Given many historians the river Koysuv on which aul Kostek is situated was abundant in fish. J. Güldenstädt in the end of the 18th century wrote that not only sturgeons, starred sturgeons, catfishes, carps and asps harboured there. But he noted that there were no salmons which were in Terek river. But some time later in the beginning of the 19th century Semyon Bronevskiy in his description of river Koysuv mentioned salmons and Kizlyar herring (shamaya).

== Name ==
There exist several versions of the origin of its name. Given one of them it originated from the proper name Konstantin. Allegedly at the place of the settlement was a khutor of a Cossack named Konstantin. The time passed and Kumyk families started living in the khutor and they called the Cossack simply "Kostik", then the name transformed into "Kostek". In some Russian sources the settlement was also called "Kostyukovka".

Given another version the name has its roots in the phrase "kos tek" (which means in Kumyk language: "a lone hut"). Allegedly at the place of the settlement once lived an old man in a hut. In Turkic languages "kostek" means also "an obstacle". An old Kumyk name "Kostek" also existed.

== Population ==
By the end of the 18th century, there were about 200 households in the aul.

It is known that in the 19th century Kostek grew rapidly.
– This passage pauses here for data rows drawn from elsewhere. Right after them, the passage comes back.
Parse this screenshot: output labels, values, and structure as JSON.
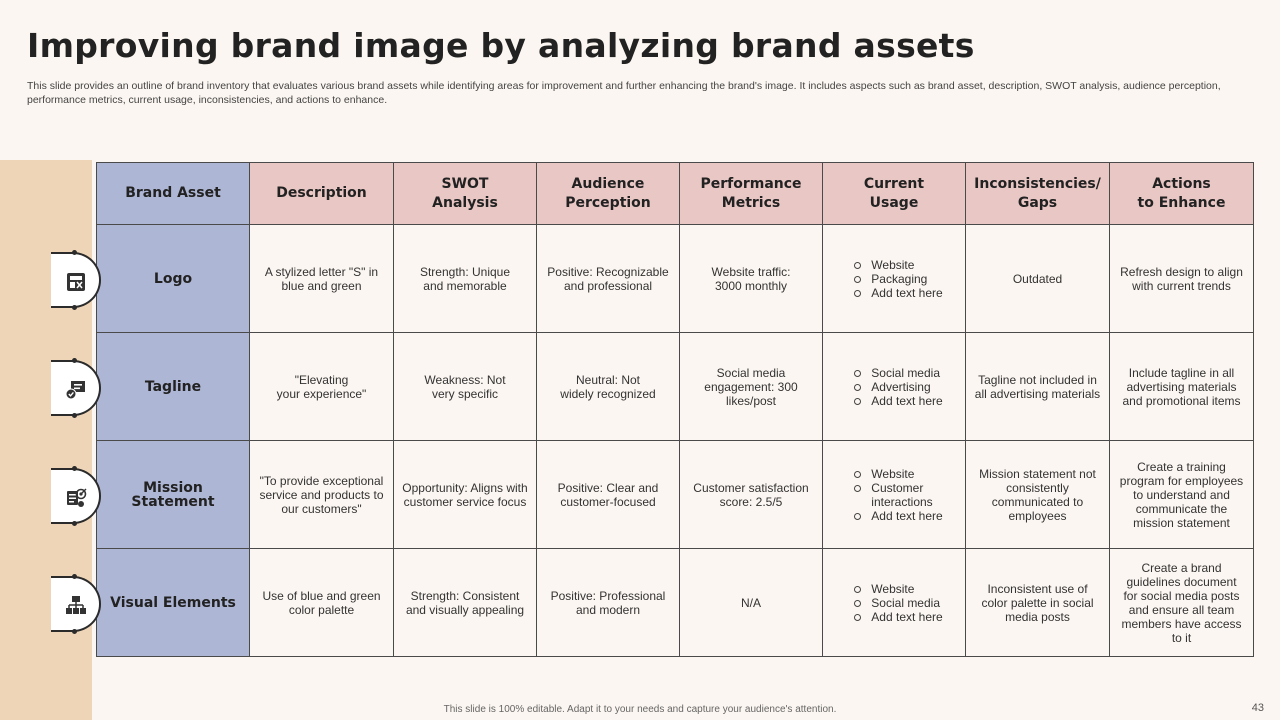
{
  "title": "Improving brand image by analyzing brand assets",
  "subtitle": "This slide provides an outline of brand inventory that evaluates various brand assets while identifying areas for improvement and further enhancing the brand's image. It includes aspects such as brand asset, description, SWOT analysis, audience perception, performance metrics, current usage, inconsistencies, and actions to enhance.",
  "table": {
    "headers": [
      "Brand Asset",
      "Description",
      "SWOT\nAnalysis",
      "Audience\nPerception",
      "Performance\nMetrics",
      "Current\nUsage",
      "Inconsistencies/\nGaps",
      "Actions\nto Enhance"
    ],
    "rows": [
      {
        "asset": "Logo",
        "icon": "logo-design-icon",
        "description": "A stylized letter \"S\" in\nblue and green",
        "swot": "Strength: Unique\nand memorable",
        "perception": "Positive: Recognizable\nand professional",
        "metrics": "Website traffic:\n3000 monthly",
        "usage": [
          "Website",
          "Packaging",
          "Add text here"
        ],
        "gaps": "Outdated",
        "actions": "Refresh design to align\nwith current trends"
      },
      {
        "asset": "Tagline",
        "icon": "speech-bubble-icon",
        "description": "\"Elevating\nyour experience\"",
        "swot": "Weakness: Not\nvery specific",
        "perception": "Neutral: Not\nwidely recognized",
        "metrics": "Social media\nengagement: 300\nlikes/post",
        "usage": [
          "Social media",
          "Advertising",
          "Add text here"
        ],
        "gaps": "Tagline not included in\nall advertising materials",
        "actions": "Include tagline in all\nadvertising materials\nand promotional items"
      },
      {
        "asset": "Mission Statement",
        "icon": "mission-target-icon",
        "description": "\"To provide exceptional\nservice and products to\nour customers\"",
        "swot": "Opportunity: Aligns with\ncustomer service focus",
        "perception": "Positive: Clear and\ncustomer-focused",
        "metrics": "Customer satisfaction\nscore: 2.5/5",
        "usage": [
          "Website",
          "Customer\ninteractions",
          "Add text here"
        ],
        "gaps": "Mission statement not\nconsistently\ncommunicated to\nemployees",
        "actions": "Create a training\nprogram for employees\nto understand and\ncommunicate the\nmission statement"
      },
      {
        "asset": "Visual Elements",
        "icon": "visual-hierarchy-icon",
        "description": "Use of blue and green\ncolor palette",
        "swot": "Strength: Consistent\nand visually appealing",
        "perception": "Positive: Professional\nand modern",
        "metrics": "N/A",
        "usage": [
          "Website",
          "Social media",
          "Add text here"
        ],
        "gaps": "Inconsistent use of\ncolor palette in social\nmedia posts",
        "actions": "Create a brand\nguidelines document\nfor social media posts\nand ensure all team\nmembers have access\nto it"
      }
    ]
  },
  "footer": "This slide is 100% editable. Adapt it to your needs and capture your audience's attention.",
  "page_number": "43",
  "colors": {
    "background": "#fbf6f1",
    "left_band": "#efd5b7",
    "header_pink": "#e8c7c4",
    "asset_blue": "#aeb6d5"
  }
}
D.S. Kidirniyazov in his book "Relations of Nogais with other people of Northern Caucasus and Russia in 16th – 19th centuries" wrote: "Settlement Kostek grew quickly. If in 1804 there were 300 households, in 1812 there were already 650"

In 1840 there were 2800 residents in Kostek.

According to different sources in the end of the 19th century there were 742 households in Kostek where lived 2300 people.

Population
| 2002 | 2010 |
| 3864 | ↗4551 |

As of the 2002 Census the majority of population consists of Kumyks – 3641 inhabitants (94,2 %). Apart from them also lived Chechens – 72 inhabitants, Avars – 70 inhabitants and others.